Signs of Entrapment in Blowout Fracture
The key signs of entrapment in a blowout fracture include restricted ocular motility with positive forced duction testing, diplopia, oculocardiac reflex (bradycardia, nausea, vomiting, dizziness), and CT evidence of muscle or periorbital tissue herniation through the fracture site. 1
Clinical Signs and Symptoms
Ocular Motility Disturbances
- Restricted eye movement, particularly in the direction opposite to the entrapped muscle
- Positive forced duction test (resistance when attempting to move the eye in certain directions)
- Limited ductions and versions, especially in upward or downward gaze for floor fractures
- Diplopia (double vision), particularly in primary position or downgaze 1
Oculocardiac Reflex Manifestations
- Bradycardia or heart block
- Nausea and vomiting
- Dizziness
- Loss of consciousness in severe cases
- These symptoms can mimic increased intracranial pressure, especially in pediatric patients 2
"White-eyed Blowout Fracture" Presentation
- Minimal external signs of trauma despite significant internal injury
- Particularly common in children and adolescents
- Severe nausea, vomiting, headache that can be mistaken for head injury
- Marked restriction of ocular movement 3
Imaging Findings
CT Scan Findings
- Evidence of muscle or periorbital tissue herniation through fracture site
- "Missing muscle sign" - absence of the entrapped muscle in multiple contiguous CT cuts 4
- Small trap-door type fracture with soft tissue herniation
- CT is preferred over MRI when metallic foreign bodies are suspected 1
MRI Findings (when appropriate)
- Provides more precise imaging of extraocular muscles
- Can show edema and inflammation in entrapped muscles
- May be performed dynamically to assess muscle function 1
Special Considerations
Pediatric Patients
- Higher risk of trap-door type fractures with muscle entrapment
- May present with "white-eyed" appearance (minimal external signs)

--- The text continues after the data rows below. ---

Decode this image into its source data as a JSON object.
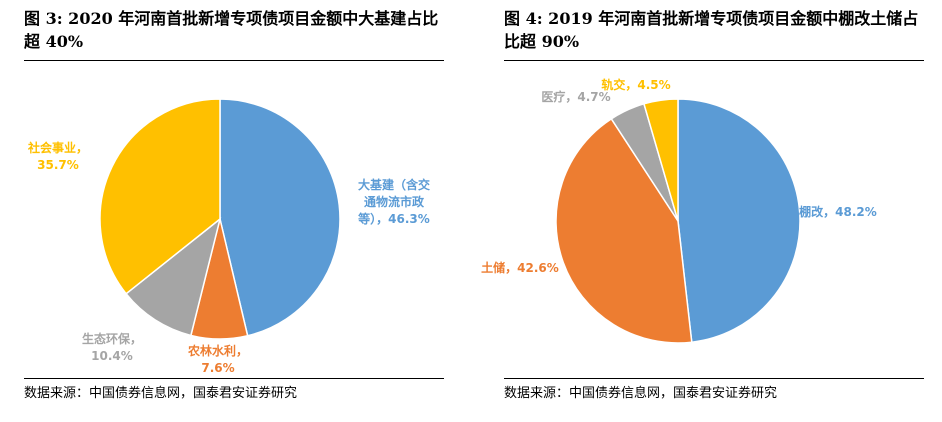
{
  "chart_data": [
    {
      "type": "pie",
      "title": "图 3:  2020 年河南首批新增专项债项目金额中大基建占比超 40%",
      "source": "数据来源：中国债券信息网，国泰君安证券研究",
      "start_angle_deg": 0,
      "slices": [
        {
          "label_lines": [
            "大基建（含交",
            "通物流市政",
            "等），46.3%"
          ],
          "value": 46.3,
          "color": "#5B9BD5"
        },
        {
          "label_lines": [
            "农林水利，",
            "7.6%"
          ],
          "value": 7.6,
          "color": "#ED7D31"
        },
        {
          "label_lines": [
            "生态环保，",
            "10.4%"
          ],
          "value": 10.4,
          "color": "#A5A5A5"
        },
        {
          "label_lines": [
            "社会事业，",
            "35.7%"
          ],
          "value": 35.7,
          "color": "#FFC000"
        }
      ]
    },
    {
      "type": "pie",
      "title": "图 4:  2019 年河南首批新增专项债项目金额中棚改土储占比超 90%",
      "source": "数据来源：中国债券信息网，国泰君安证券研究",
      "start_angle_deg": 0,
      "slices": [
        {
          "label_lines": [
            "棚改，48.2%"
          ],
          "value": 48.2,
          "color": "#5B9BD5"
        },
        {
          "label_lines": [
            "土储，42.6%"
          ],
          "value": 42.6,
          "color": "#ED7D31"
        },
        {
          "label_lines": [
            "医疗，4.7%"
          ],
          "value": 4.7,
          "color": "#A5A5A5"
        },
        {
          "label_lines": [
            "轨交，4.5%"
          ],
          "value": 4.5,
          "color": "#FFC000"
        }
      ]
    }
  ]
}
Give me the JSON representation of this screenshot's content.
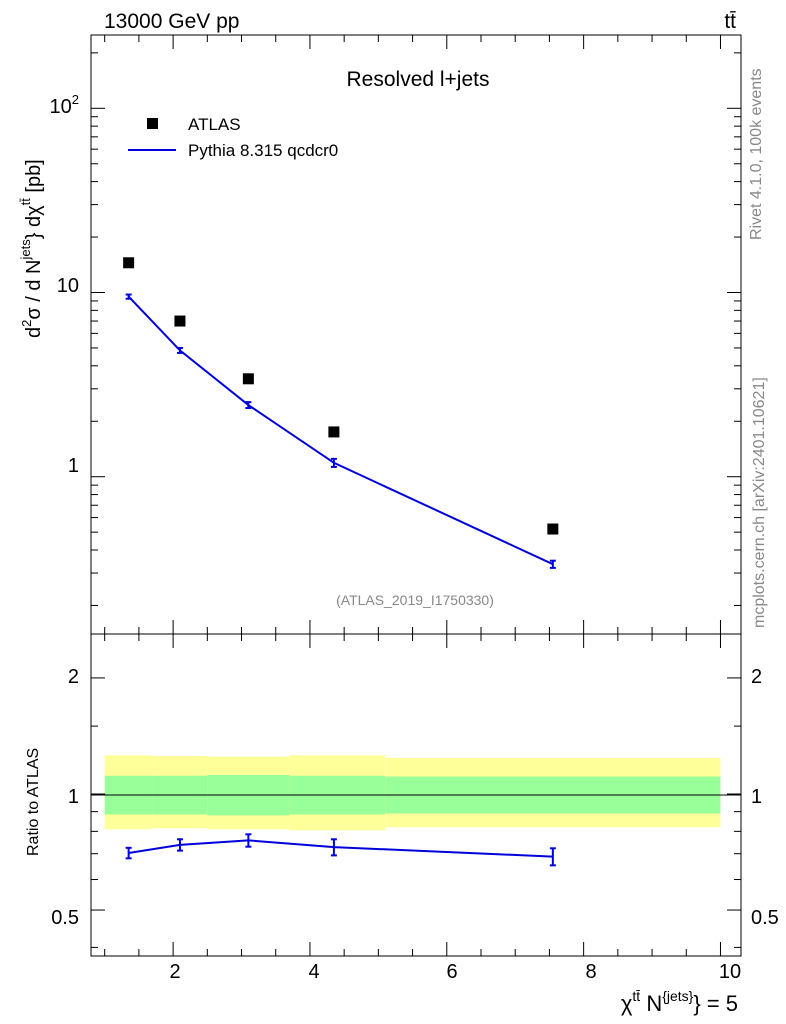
{
  "header": {
    "energy": "13000 GeV pp",
    "process": "tt̄",
    "analysis": "(ATLAS_2019_I1750330)",
    "side_rivet": "Rivet 4.1.0,  100k events",
    "side_source": "mcplots.cern.ch [arXiv:2401.10621]"
  },
  "chart_data": {
    "type": "line",
    "title": "Resolved l+jets",
    "xlabel": "χ^{tt̄} N^{jets} = 5",
    "ylabel": "d²σ / d N^{jets} d χ^{tt̄} [pb]",
    "ratio_ylabel": "Ratio to ATLAS",
    "xlim": [
      0.8,
      10.3
    ],
    "ylim": [
      0.14,
      250
    ],
    "ratio_ylim": [
      0.38,
      2.6
    ],
    "x_ticks": [
      "2",
      "4",
      "6",
      "8",
      "10"
    ],
    "y_ticks": [
      "1",
      "10",
      "10²"
    ],
    "ratio_ticks": [
      "0.5",
      "1",
      "2"
    ],
    "bins": [
      [
        1.0,
        1.7
      ],
      [
        1.7,
        2.5
      ],
      [
        2.5,
        3.7
      ],
      [
        3.7,
        5.1
      ],
      [
        5.1,
        10.0
      ]
    ],
    "x": [
      1.35,
      2.1,
      3.1,
      4.35,
      7.55
    ],
    "series": [
      {
        "name": "ATLAS",
        "style": "markers",
        "color": "#000000",
        "values": [
          14.5,
          7.0,
          3.4,
          1.75,
          0.52
        ],
        "stat_band": [
          [
            0.885,
            1.115
          ],
          [
            0.885,
            1.115
          ],
          [
            0.88,
            1.12
          ],
          [
            0.885,
            1.115
          ],
          [
            0.89,
            1.11
          ]
        ],
        "total_band": [
          [
            0.81,
            1.26
          ],
          [
            0.815,
            1.255
          ],
          [
            0.81,
            1.25
          ],
          [
            0.805,
            1.26
          ],
          [
            0.82,
            1.24
          ]
        ]
      },
      {
        "name": "Pythia 8.315 qcdcr0",
        "style": "line",
        "color": "#0000dd",
        "values": [
          9.5,
          4.85,
          2.45,
          1.19,
          0.335
        ],
        "errors": [
          0.25,
          0.15,
          0.09,
          0.06,
          0.015
        ],
        "ratio": [
          0.703,
          0.738,
          0.758,
          0.728,
          0.688
        ],
        "ratio_errors": [
          0.022,
          0.025,
          0.028,
          0.035,
          0.035
        ]
      }
    ],
    "band_colors": {
      "stat": "#99ff99",
      "total": "#ffff99"
    }
  }
}
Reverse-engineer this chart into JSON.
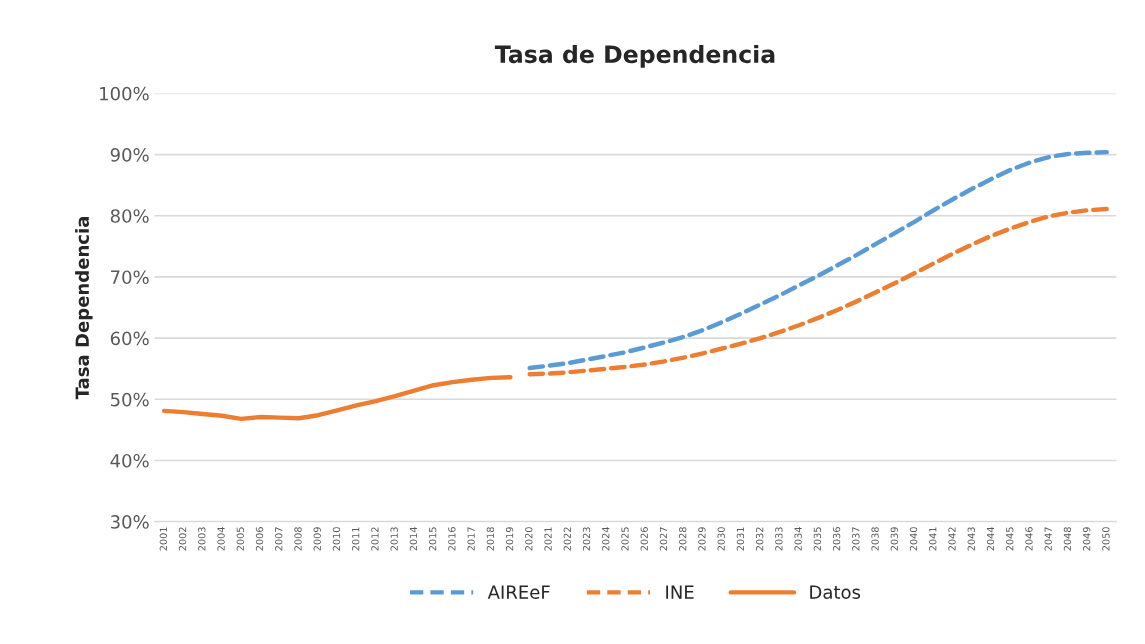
{
  "chart_data": {
    "type": "line",
    "title": "Tasa de Dependencia",
    "ylabel": "Tasa Dependencia",
    "categories": [
      "2001",
      "2002",
      "2003",
      "2004",
      "2005",
      "2006",
      "2007",
      "2008",
      "2009",
      "2010",
      "2011",
      "2012",
      "2013",
      "2014",
      "2015",
      "2016",
      "2017",
      "2018",
      "2019",
      "2020",
      "2021",
      "2022",
      "2023",
      "2024",
      "2025",
      "2026",
      "2027",
      "2028",
      "2029",
      "2030",
      "2031",
      "2032",
      "2033",
      "2034",
      "2035",
      "2036",
      "2037",
      "2038",
      "2039",
      "2040",
      "2041",
      "2042",
      "2043",
      "2044",
      "2045",
      "2046",
      "2047",
      "2048",
      "2049",
      "2050"
    ],
    "series": [
      {
        "name": "AIREeF",
        "color": "#5b9bd5",
        "line_style": "dashed",
        "values": [
          null,
          null,
          null,
          null,
          null,
          null,
          null,
          null,
          null,
          null,
          null,
          null,
          null,
          null,
          null,
          null,
          null,
          null,
          null,
          55.1,
          55.5,
          55.9,
          56.5,
          57.1,
          57.7,
          58.5,
          59.3,
          60.2,
          61.3,
          62.6,
          64.0,
          65.5,
          67.0,
          68.6,
          70.2,
          71.9,
          73.6,
          75.4,
          77.2,
          79.0,
          80.9,
          82.7,
          84.4,
          86.0,
          87.5,
          88.7,
          89.6,
          90.1,
          90.3,
          90.4
        ]
      },
      {
        "name": "INE",
        "color": "#ed7d31",
        "line_style": "dashed",
        "values": [
          null,
          null,
          null,
          null,
          null,
          null,
          null,
          null,
          null,
          null,
          null,
          null,
          null,
          null,
          null,
          null,
          null,
          null,
          null,
          54.1,
          54.2,
          54.4,
          54.7,
          55.0,
          55.3,
          55.7,
          56.2,
          56.8,
          57.5,
          58.3,
          59.1,
          60.0,
          61.0,
          62.1,
          63.3,
          64.6,
          66.0,
          67.5,
          69.0,
          70.6,
          72.2,
          73.8,
          75.3,
          76.7,
          77.9,
          79.0,
          79.9,
          80.5,
          80.9,
          81.1
        ]
      },
      {
        "name": "Datos",
        "color": "#ed7d31",
        "line_style": "solid",
        "values": [
          48.1,
          47.9,
          47.6,
          47.3,
          46.8,
          47.1,
          47.0,
          46.9,
          47.4,
          48.2,
          49.0,
          49.7,
          50.5,
          51.4,
          52.3,
          52.8,
          53.2,
          53.5,
          53.6,
          null,
          null,
          null,
          null,
          null,
          null,
          null,
          null,
          null,
          null,
          null,
          null,
          null,
          null,
          null,
          null,
          null,
          null,
          null,
          null,
          null,
          null,
          null,
          null,
          null,
          null,
          null,
          null,
          null,
          null,
          null
        ]
      }
    ],
    "ylim": [
      30,
      100
    ],
    "yticks": [
      {
        "value": 30,
        "label": "30%"
      },
      {
        "value": 40,
        "label": "40%"
      },
      {
        "value": 50,
        "label": "50%"
      },
      {
        "value": 60,
        "label": "60%"
      },
      {
        "value": 70,
        "label": "70%"
      },
      {
        "value": 80,
        "label": "80%"
      },
      {
        "value": 90,
        "label": "90%"
      },
      {
        "value": 100,
        "label": "100%"
      }
    ],
    "grid": "y",
    "legend": "bottom",
    "marker": "none"
  }
}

- Can be misdiagnosed as increased intracranial pressure due to similar symptoms
- Requires more urgent intervention to prevent muscle necrosis 2, 5
Medial Wall Fractures
- Medial rectus entrapment may occur with medial wall fractures
- Similar presentation to floor fractures but with horizontal rather than vertical gaze restriction
- Early recognition and treatment is critical for good outcomes 5
Clinical Pitfalls to Avoid
- Misdiagnosing oculocardiac reflex symptoms as head injury or increased intracranial pressure 2
- Failing to perform forced duction testing in cases of limited ocular movement
- Relying solely on imaging without clinical correlation (some entrapments may not be obvious on initial imaging) 6
- Delaying treatment in cases with positive signs of entrapment, which can lead to permanent diplopia, muscle necrosis, and vision loss 7
Remember that entrapment requiring immediate surgical intervention is indicated by CT evidence of entrapped muscle or periorbital tissue with a nonresolving oculocardiac reflex, particularly in "white-eyed" blowout fractures seen in children 1.